Si Rennes Métropole semble ainsi conduite à endosser un nouveau statut, que pouvons-nous concrètement en attendre? À ce stade, il est difficile d’y voir clair tant la distribution des compétences semble peu stabilisée. Des indiscrétions évoquent le fait que les décisions des métropoles pourraient s’imposer aux régions en matière de développement économique. En attendant, la communautarisation continue de progresser à travers un nouveau chantier prioritaire: la mutualisation des services.
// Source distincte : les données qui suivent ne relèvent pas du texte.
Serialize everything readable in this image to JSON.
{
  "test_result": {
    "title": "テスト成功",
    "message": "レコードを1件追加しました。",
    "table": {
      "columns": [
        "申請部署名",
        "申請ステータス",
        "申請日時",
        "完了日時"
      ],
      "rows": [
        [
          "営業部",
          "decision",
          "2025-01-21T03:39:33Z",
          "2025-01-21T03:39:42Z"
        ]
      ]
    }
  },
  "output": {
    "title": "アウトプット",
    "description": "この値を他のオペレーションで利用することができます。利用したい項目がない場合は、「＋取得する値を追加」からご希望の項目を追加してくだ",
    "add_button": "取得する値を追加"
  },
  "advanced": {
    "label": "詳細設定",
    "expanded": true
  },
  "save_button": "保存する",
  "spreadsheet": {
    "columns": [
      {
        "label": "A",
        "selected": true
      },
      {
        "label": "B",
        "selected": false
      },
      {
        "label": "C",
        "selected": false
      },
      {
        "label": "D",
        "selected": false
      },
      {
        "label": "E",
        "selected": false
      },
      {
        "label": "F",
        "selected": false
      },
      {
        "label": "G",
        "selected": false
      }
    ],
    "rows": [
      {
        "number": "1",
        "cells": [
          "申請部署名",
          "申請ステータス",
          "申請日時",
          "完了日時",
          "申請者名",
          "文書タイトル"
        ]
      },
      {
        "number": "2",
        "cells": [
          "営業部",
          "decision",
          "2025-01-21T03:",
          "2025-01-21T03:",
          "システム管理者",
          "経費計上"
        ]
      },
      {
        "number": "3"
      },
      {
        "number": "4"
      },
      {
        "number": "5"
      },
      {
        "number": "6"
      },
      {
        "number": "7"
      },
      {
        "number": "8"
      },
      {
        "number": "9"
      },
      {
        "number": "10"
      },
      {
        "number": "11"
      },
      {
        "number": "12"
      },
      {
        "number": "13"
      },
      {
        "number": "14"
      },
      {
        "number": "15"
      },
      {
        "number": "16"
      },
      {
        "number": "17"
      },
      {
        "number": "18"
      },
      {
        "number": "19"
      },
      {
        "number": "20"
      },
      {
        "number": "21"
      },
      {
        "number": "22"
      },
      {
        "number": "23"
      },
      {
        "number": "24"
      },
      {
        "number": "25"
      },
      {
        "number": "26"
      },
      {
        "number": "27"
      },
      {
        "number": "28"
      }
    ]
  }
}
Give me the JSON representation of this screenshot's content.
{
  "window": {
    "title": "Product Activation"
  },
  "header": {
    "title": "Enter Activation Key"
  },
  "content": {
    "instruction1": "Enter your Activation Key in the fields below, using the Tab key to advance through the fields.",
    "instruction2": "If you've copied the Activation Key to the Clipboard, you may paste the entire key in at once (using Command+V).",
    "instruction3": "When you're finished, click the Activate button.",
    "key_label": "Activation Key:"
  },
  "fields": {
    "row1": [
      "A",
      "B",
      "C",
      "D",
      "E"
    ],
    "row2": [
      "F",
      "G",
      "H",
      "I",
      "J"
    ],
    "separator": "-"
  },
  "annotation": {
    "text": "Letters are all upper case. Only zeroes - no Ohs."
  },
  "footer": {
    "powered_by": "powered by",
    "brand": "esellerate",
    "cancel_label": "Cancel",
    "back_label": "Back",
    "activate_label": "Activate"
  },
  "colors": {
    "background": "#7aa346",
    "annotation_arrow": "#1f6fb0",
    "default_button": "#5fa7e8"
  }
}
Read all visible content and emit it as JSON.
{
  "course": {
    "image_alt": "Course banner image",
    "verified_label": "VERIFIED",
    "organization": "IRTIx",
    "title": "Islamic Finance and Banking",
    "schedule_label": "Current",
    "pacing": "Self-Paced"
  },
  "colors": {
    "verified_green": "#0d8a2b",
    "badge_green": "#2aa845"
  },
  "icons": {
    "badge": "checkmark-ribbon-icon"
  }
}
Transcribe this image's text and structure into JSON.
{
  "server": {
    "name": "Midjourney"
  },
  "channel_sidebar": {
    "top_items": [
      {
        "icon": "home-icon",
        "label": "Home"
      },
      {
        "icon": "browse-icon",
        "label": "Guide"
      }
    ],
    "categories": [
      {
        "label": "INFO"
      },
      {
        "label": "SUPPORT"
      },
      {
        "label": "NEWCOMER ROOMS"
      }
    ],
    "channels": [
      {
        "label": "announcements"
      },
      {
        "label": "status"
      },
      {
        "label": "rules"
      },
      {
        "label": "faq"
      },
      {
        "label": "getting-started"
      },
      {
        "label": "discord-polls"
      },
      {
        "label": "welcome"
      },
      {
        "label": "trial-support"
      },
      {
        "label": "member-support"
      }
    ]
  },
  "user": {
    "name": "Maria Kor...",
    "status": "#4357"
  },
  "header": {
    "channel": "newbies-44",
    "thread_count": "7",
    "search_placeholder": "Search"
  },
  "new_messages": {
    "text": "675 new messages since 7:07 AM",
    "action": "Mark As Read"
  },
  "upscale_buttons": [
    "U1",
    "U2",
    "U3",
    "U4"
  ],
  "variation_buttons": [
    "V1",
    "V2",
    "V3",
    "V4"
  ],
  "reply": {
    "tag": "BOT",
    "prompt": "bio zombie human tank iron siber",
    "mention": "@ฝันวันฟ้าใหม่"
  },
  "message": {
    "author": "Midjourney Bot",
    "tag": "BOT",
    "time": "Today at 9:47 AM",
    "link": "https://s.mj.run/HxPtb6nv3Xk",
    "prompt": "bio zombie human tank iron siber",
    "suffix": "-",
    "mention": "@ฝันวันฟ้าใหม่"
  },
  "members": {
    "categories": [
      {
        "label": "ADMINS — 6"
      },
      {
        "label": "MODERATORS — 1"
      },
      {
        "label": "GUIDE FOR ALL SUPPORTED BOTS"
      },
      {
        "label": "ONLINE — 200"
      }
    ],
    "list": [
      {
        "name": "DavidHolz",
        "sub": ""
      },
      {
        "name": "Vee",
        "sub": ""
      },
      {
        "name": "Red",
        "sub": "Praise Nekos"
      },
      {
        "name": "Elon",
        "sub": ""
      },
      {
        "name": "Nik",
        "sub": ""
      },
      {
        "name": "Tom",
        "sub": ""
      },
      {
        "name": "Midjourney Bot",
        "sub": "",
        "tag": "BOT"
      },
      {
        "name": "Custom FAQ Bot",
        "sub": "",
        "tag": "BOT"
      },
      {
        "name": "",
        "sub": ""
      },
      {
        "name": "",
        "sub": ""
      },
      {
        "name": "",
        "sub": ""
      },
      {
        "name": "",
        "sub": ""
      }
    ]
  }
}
Adossée à une logique comptable (dégager des économies et répondre ainsi aux critiques sur le coût de l’intercommunalité), mais susceptible de nourrir une logique de projet, la mutualisation peut correspondre à la mise à disposition d’un service communal au profit de l’EPCI (mutualisation ascendante) ou inversement, au travail d’un service communautaire pour le compte d’une commune membre (mutualisation descendante).
Dans le cas rennais, c’est la forme la plus intégrée de mutualisation qui a été privilégiée avec la constitution d’entités administratives communes à la ville et la communauté d’agglomération: direction des ressources humaines, direction de l’urbanisme.
En tout état de cause, ce renforcement continu de l’intercommunalité (compétences, ressources financières et ressources humaines) repose la question de la démocratie intercommunale, volet sur lequel la réforme territoriale en cours fait preuve d’un quasi-mutisme, laissant intacte la solution adoptée par la loi du 16 décembre 2010 du fléchage des candidats, à partir des municipales de 2014. Ce moyen terme acceptable entre le statu quo et l’élection au suffrage universel direct permettra aux électeurs de choisir leurs conseillers communautaires (fléchés) en même temps qu’ils désigneront leurs conseils municipaux. Mais ce scrutin direct (sur le plan du droit) ne devrait pas suffire à mettre l’intercommunalité à portée de bulletin dans les faits. Les communes demeureront en effet l’intermédiaire obligé entre la base citoyenne et l’échelle intercommunale. Tout au plus peut-on espérer que ce fléchage créé les conditions d’un débat autour des questions métropolitaines dans une campagne jusqu’ici indexée à l’horizon municipal.